— Обойдусь без ваших справедливых решений и экскурсий. Я вам без музея такое скажу, что вы все ахнете!
— Ну, скажи, — не то попросил, не то разрешил Грачев.
— Дудки.
— А еще обижается, что я называю его индивидуалистом.
— Я индивидуалист, а ты эгоист, — отпарировал Генка.
— Между прочим, эти слова синонимы, — серьезно объяснил Вовка. — Читай в грамматике параграф 32.
— Значит, мы с тобой одинаковые, — съязвил Синицын.
— Одинаковые, да не совсем, — не согласился Грачев.
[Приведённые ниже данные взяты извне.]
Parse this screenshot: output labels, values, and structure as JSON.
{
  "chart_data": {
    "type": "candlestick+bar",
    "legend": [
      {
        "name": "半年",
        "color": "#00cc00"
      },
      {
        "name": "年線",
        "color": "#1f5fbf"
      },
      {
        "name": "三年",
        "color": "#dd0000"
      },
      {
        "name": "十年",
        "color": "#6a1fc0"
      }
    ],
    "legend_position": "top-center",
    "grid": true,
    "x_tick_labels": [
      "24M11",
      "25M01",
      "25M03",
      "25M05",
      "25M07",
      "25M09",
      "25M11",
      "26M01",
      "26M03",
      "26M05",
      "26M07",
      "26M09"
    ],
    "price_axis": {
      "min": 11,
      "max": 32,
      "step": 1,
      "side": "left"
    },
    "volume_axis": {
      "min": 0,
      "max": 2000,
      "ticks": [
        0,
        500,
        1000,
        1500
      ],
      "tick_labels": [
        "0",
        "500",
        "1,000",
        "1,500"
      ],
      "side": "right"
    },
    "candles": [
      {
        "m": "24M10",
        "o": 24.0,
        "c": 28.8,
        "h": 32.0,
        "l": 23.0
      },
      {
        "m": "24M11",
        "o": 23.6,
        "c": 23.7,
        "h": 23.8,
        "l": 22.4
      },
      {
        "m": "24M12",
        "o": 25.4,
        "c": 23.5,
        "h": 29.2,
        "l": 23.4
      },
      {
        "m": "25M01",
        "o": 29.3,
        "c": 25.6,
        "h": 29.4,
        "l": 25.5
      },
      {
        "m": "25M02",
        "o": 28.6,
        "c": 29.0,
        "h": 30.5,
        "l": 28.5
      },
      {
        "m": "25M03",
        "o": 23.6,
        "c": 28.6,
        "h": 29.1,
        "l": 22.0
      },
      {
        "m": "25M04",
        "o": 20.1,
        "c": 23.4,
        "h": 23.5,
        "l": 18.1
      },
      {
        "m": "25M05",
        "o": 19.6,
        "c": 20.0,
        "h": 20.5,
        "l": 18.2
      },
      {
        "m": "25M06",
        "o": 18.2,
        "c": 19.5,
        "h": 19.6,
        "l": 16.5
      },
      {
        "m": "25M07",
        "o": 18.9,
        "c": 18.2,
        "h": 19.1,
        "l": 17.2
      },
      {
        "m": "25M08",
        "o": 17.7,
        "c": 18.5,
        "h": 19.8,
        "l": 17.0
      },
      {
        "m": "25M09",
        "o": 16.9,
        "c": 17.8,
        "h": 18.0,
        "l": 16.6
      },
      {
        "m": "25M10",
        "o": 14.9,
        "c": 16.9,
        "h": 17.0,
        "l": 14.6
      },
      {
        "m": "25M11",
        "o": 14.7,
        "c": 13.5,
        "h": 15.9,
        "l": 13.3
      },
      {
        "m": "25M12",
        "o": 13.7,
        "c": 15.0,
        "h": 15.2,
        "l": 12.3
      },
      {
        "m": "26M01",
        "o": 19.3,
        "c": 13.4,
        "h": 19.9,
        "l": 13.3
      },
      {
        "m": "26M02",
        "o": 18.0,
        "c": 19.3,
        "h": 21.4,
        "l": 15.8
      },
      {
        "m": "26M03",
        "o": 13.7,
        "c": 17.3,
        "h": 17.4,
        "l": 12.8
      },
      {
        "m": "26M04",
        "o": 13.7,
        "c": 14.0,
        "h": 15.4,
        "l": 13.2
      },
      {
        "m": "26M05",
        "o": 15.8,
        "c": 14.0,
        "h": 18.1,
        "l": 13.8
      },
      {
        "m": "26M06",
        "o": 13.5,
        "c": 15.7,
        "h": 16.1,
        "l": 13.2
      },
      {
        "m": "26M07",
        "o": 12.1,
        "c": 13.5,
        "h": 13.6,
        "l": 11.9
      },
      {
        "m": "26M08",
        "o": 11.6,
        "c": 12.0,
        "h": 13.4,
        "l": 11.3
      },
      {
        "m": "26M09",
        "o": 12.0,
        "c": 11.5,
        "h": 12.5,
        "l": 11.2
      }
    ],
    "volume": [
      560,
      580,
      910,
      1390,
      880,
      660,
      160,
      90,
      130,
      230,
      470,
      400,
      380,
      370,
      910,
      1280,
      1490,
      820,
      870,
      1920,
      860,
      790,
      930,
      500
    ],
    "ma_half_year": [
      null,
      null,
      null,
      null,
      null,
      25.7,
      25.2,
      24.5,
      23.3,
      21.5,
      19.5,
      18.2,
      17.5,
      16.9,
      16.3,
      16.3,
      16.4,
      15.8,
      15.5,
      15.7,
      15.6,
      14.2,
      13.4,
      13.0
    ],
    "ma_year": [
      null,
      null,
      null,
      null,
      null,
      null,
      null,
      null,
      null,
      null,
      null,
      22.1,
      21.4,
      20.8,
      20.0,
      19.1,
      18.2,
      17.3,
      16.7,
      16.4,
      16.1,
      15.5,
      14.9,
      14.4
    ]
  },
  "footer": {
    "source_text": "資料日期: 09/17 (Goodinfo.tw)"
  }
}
— Почему же? — удивился Синицын.
Он хорошо знал, что Грачев может другим приклеивать обидные прозвища, но сам терпеть не может, чтобы его называли как-нибудь, кроме Грач — птица весенняя. Тоже мне нашелся… Бауман. Хвастает, что в совхозной библиотеке все книжки перечитал. А сам, по-моему, читает начало, середину и конец. Нахватался всяких слов и теперь при случае щеголяет ими. Генка, зная его такую слабость, нередко заводит Вовку. А завести его — пара пустяков. Спроси у него, что означает какое-нибудь непонятное слово, он и пойдет! Не остановишь. А если заметишь, что объясняет он не совсем точно или просто не точно, тогда Вовка не поленится сбегать, в библиотеку, принести оттуда словарь, докажет свою правоту. Вот и сейчас Генка решил устроить очередное представление.
— Хотя индивидуалист и эгоист — слова синонимы, — пригладил рыжую челку Вовка, — и хотя фамилии у нас птичьи, но разница между нами имеется, и существенная.
— Во-первых, ты отличник, — поддел его Генка.
— Да, это, во-первых, — принял как должное такое признание Грачев. — Во-вторых, я у тебя ни разу ни одной задачи не списывал.
— И я у тебя не списывал.
— Зато у других списывал, а я ни у кого. И в-третьих, ты думаешь только о себе и забываешь о коллективе. Вот как сегодня. Прежде чем бросать коржик, нужно было подумать, чем это кончится для класса.
— Ты же знаешь, что я нечаянно выронил.
— Откуда мне известно, чаянно или нечаянно.
— Ты же сам говорил в театре за меня.
— Вот видишь, — укоризненно заметил Грачев, — опять ты о себе думаешь. А я, когда тебя защищал, думал о нашем классе.
— Выходит, — перебил я Вовку, — ты так же говорил бы, даже если Генка нарочно бросил коржик?